WASHINGTON, D.C. - How much would you pay for a prime parking spot on the National Mall in Washington, D.C.?
Twenty-five million visitors flock to the nation’s village green each year, many of them by car or tour bus. On major tourist holidays such as July Fourth, drivers can circle for hours hoping to find a space.
Now a group called that National Coalition to Save Our Mall has put forth a proposal to use mostly private money to build a 1,000 car-bus garage, visitor center and lake – yes, a lake – beneath the National Mall outside the Smithsonian’s Natural History Museum.
The group estimates that the price tag for the parking paradise could reach $200,000 a spot. (The entire complex has a price range between $168 million and $284 million)
No, the plan for the lake is not part of some subterranean water park to complement the Smithsonian’s famed merry-go-round, but part of a solution to another long-standing Washington problem – flooding. Much of the capital is built on former swampland that has a disturbing tendency to flood.
The most recent flood, in 2006, shut down the National Archives, the IRS and several other federal buildings after several days of heavy rain. Even in drier times, the water table around the mall requires constant use of giant sump pumps.
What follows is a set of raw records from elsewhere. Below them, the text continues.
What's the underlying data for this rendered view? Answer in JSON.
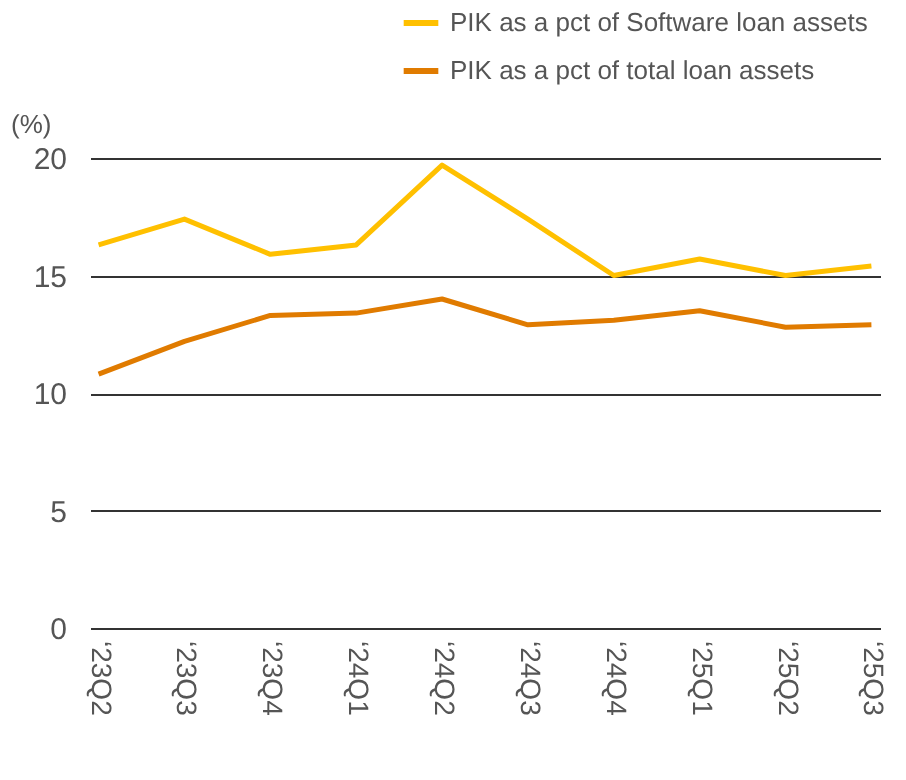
{
  "chart_data": {
    "type": "line",
    "ylabel": "(%)",
    "categories": [
      "‘23Q2",
      "‘23Q3",
      "‘23Q4",
      "‘24Q1",
      "‘24Q2",
      "‘24Q3",
      "‘24Q4",
      "‘25Q1",
      "‘25Q2",
      "‘25Q3"
    ],
    "series": [
      {
        "name": "PIK as a pct of Software loan assets",
        "color": "#ffc000",
        "values": [
          16.3,
          17.4,
          15.9,
          16.3,
          19.7,
          17.4,
          15.0,
          15.7,
          15.0,
          15.4
        ]
      },
      {
        "name": "PIK as a pct of total loan assets",
        "color": "#e07b00",
        "values": [
          10.8,
          12.2,
          13.3,
          13.4,
          14.0,
          12.9,
          13.1,
          13.5,
          12.8,
          12.9
        ]
      }
    ],
    "ylim": [
      0,
      20
    ],
    "yticks": [
      0,
      5,
      10,
      15,
      20
    ],
    "grid": "y",
    "legend": "top right",
    "marker": "none",
    "line_style": "solid"
  }
}
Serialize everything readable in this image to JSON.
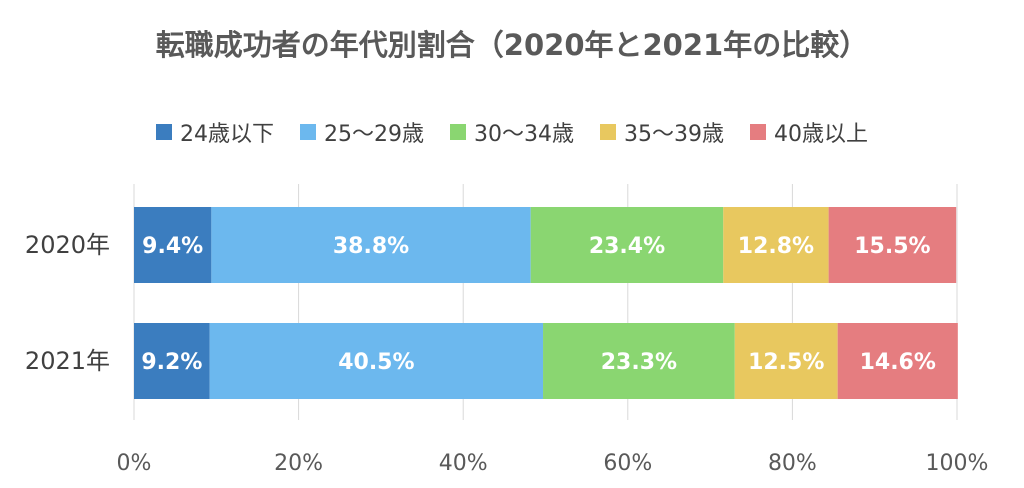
{
  "chart_data": {
    "type": "bar",
    "orientation": "horizontal",
    "stacked": "percent",
    "title": "転職成功者の年代別割合（2020年と2021年の比較）",
    "categories": [
      "2020年",
      "2021年"
    ],
    "series": [
      {
        "name": "24歳以下",
        "values": [
          9.4,
          9.2
        ],
        "color": "#3b7dbf",
        "labels": [
          "9.4%",
          "9.2%"
        ]
      },
      {
        "name": "25〜29歳",
        "values": [
          38.8,
          40.5
        ],
        "color": "#6cb8ee",
        "labels": [
          "38.8%",
          "40.5%"
        ]
      },
      {
        "name": "30〜34歳",
        "values": [
          23.4,
          23.3
        ],
        "color": "#8ad671",
        "labels": [
          "23.4%",
          "23.3%"
        ]
      },
      {
        "name": "35〜39歳",
        "values": [
          12.8,
          12.5
        ],
        "color": "#e8c85f",
        "labels": [
          "12.8%",
          "12.5%"
        ]
      },
      {
        "name": "40歳以上",
        "values": [
          15.5,
          14.6
        ],
        "color": "#e57d80",
        "labels": [
          "15.5%",
          "14.6%"
        ]
      }
    ],
    "xlim": [
      0,
      100
    ],
    "xticks": [
      "0%",
      "20%",
      "40%",
      "60%",
      "80%",
      "100%"
    ],
    "grid": true,
    "legend_position": "top"
  }
}
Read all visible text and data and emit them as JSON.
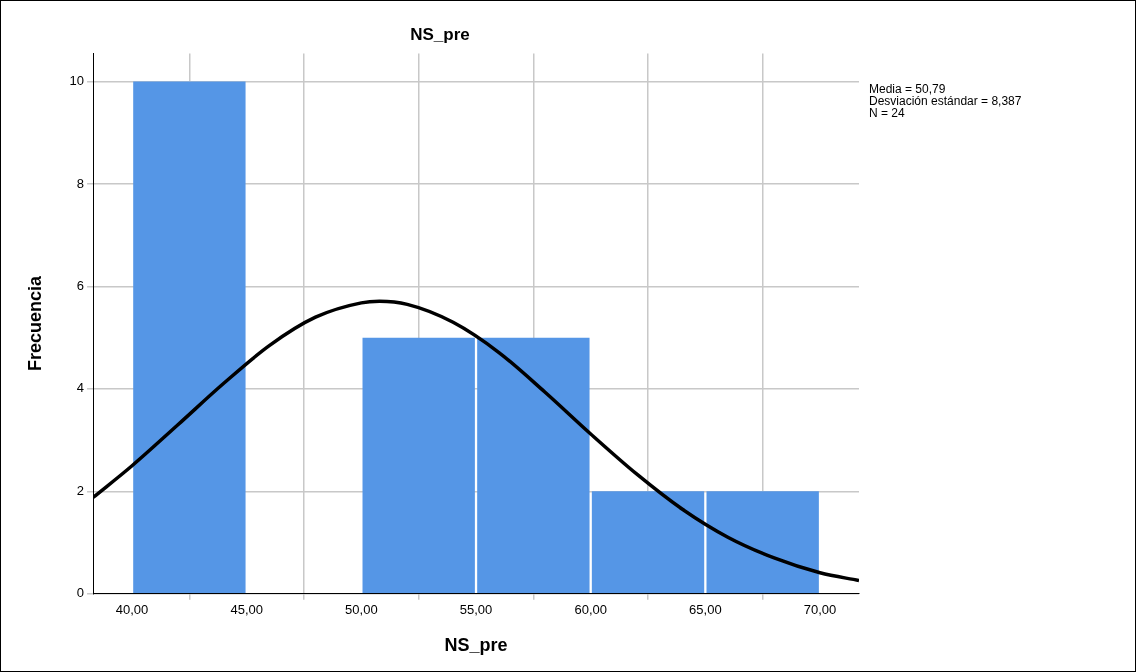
{
  "chart_data": {
    "type": "histogram",
    "title": "NS_pre",
    "xlabel": "NS_pre",
    "ylabel": "Frecuencia",
    "bins": [
      40,
      45,
      50,
      55,
      60,
      65,
      70
    ],
    "values": [
      10,
      0,
      5,
      5,
      2,
      2
    ],
    "color": "#5596e6",
    "series": [
      {
        "type": "line",
        "color": "#000000",
        "x": [
          38.3,
          40,
          42,
          44,
          46,
          48,
          50,
          50.79,
          52,
          54,
          56,
          58,
          60,
          62,
          64,
          66,
          68,
          70,
          71.7
        ],
        "values": [
          1.88,
          2.5,
          3.3,
          4.11,
          4.85,
          5.4,
          5.68,
          5.71,
          5.65,
          5.3,
          4.71,
          3.94,
          3.12,
          2.34,
          1.65,
          1.1,
          0.7,
          0.41,
          0.26
        ]
      }
    ],
    "xlim": [
      38.3,
      71.7
    ],
    "ylim": [
      0,
      10.55
    ],
    "xticks": [
      {
        "value": 40,
        "label": "40,00"
      },
      {
        "value": 45,
        "label": "45,00"
      },
      {
        "value": 50,
        "label": "50,00"
      },
      {
        "value": 55,
        "label": "55,00"
      },
      {
        "value": 60,
        "label": "60,00"
      },
      {
        "value": 65,
        "label": "65,00"
      },
      {
        "value": 70,
        "label": "70,00"
      }
    ],
    "yticks": [
      0,
      2,
      4,
      6,
      8,
      10
    ],
    "grid": true,
    "annotations": [
      "Media = 50,79",
      "Desviación estándar = 8,387",
      "N = 24"
    ]
  }
}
So beneath the planned parking decks, organizers would include a 34 million gallon floodwater reservoir. But wait, there’s more. Keeping all that greenspace green takes a lot of water, so there also would be cisterns to hold rainwater and basement water to supply a mall irrigation system.
Even though the National Coalition to Save Our Mall says the project would be funded with private donations, Congress still needs sign off.
A federally chartered commission or task force to manage construction on federal land is needed, and so far, despite some efforts by D.C. Delegate Eleanor Holmes Norton, that hasn’t happened.